Discovery of a Concerted Mechanism in Arylmalonate Decarboxylase Expands the Catalytic Scope for Cofactor-free C-C Bond Cleavage

The cofactor-free arylmalonate decarboxylase (AMDase) has been applied for the synthesis of a large number of α-aryl and α-alkenylcarboxylic acids with outstanding stereoselectivity. We observed that (S)-selective AMDase variant ICPLLG produces a single product enantiomer from 2-methyl-2-phenyl malonate with 99% ee (S), but both product enantiomers from 2-methyl-2-vinyl malonate with 66% ee (S). This prompted us to investigate its mechanism. In the decarboxylation of an isotope-labeled, pseudochiral substrate, we observed that the AMDase variant decarboxylates alkenyl malonates only with inversion of the configuration at the α-C atom. This differs from the decarboxylation of arylmethyl malonates, which proceeds with retention. Further mechanistic investigations with kinetic isotope measurements and QM/MM well-tempered metadynamics calculations suggest an enforced concerted mechanism for the decarboxylation of alkenyl malonic acids, which explains the different stereochemical outcome.
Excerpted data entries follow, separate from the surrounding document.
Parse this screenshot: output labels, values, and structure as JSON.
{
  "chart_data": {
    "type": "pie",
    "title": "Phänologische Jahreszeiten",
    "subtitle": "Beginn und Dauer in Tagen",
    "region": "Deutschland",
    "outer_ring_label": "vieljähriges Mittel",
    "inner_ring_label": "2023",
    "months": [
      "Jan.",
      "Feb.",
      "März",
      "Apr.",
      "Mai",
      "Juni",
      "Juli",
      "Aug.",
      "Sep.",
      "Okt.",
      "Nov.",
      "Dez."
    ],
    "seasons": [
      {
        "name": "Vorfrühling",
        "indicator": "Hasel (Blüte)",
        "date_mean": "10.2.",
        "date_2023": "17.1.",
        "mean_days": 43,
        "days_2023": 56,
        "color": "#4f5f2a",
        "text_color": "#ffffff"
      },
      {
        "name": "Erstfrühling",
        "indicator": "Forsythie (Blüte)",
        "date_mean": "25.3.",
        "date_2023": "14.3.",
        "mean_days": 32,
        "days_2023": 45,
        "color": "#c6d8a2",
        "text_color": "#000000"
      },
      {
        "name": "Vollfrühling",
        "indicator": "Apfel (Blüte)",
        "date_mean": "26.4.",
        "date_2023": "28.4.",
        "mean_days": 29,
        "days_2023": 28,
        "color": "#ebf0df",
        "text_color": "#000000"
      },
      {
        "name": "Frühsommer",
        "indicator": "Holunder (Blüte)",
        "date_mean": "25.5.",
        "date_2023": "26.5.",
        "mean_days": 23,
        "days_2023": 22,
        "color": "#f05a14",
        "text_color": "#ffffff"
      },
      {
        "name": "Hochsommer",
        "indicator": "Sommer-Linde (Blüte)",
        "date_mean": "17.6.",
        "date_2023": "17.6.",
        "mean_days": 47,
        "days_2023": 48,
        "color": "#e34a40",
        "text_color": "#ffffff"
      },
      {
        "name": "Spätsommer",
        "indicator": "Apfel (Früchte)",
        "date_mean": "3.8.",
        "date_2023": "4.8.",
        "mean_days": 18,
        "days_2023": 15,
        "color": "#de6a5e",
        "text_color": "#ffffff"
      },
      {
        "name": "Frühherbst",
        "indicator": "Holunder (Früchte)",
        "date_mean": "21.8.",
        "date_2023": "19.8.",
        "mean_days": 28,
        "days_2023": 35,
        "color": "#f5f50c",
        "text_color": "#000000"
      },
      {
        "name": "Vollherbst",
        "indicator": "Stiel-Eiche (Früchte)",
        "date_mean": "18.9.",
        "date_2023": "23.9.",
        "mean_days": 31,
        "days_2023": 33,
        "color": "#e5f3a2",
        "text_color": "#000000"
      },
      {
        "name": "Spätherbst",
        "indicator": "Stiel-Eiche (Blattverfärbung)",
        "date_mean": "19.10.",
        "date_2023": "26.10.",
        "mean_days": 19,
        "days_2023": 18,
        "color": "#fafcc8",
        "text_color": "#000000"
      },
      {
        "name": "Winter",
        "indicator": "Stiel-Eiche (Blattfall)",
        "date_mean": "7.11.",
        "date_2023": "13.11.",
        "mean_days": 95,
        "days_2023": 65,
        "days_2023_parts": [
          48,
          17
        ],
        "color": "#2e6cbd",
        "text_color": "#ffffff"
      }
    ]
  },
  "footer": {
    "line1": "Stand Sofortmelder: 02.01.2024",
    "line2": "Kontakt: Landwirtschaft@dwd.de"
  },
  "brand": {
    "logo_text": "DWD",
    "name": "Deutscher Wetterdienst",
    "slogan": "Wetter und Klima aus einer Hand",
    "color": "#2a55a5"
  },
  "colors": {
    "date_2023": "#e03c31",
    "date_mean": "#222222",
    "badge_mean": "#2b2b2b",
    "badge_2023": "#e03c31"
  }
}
The alternative binding mode identified in this study, accounts for the decarboxylation of 2-ethyl-2-vinyl malonate in outstanding stereoselectivity, a substrate that is not converted by wild-type AMDase. Our work sheds light on a new mechanism how enzymes can cleave C-C bonds without support of an organic cofactor. The gained mechanistic understanding will provide guidance for future protein engineering efforts.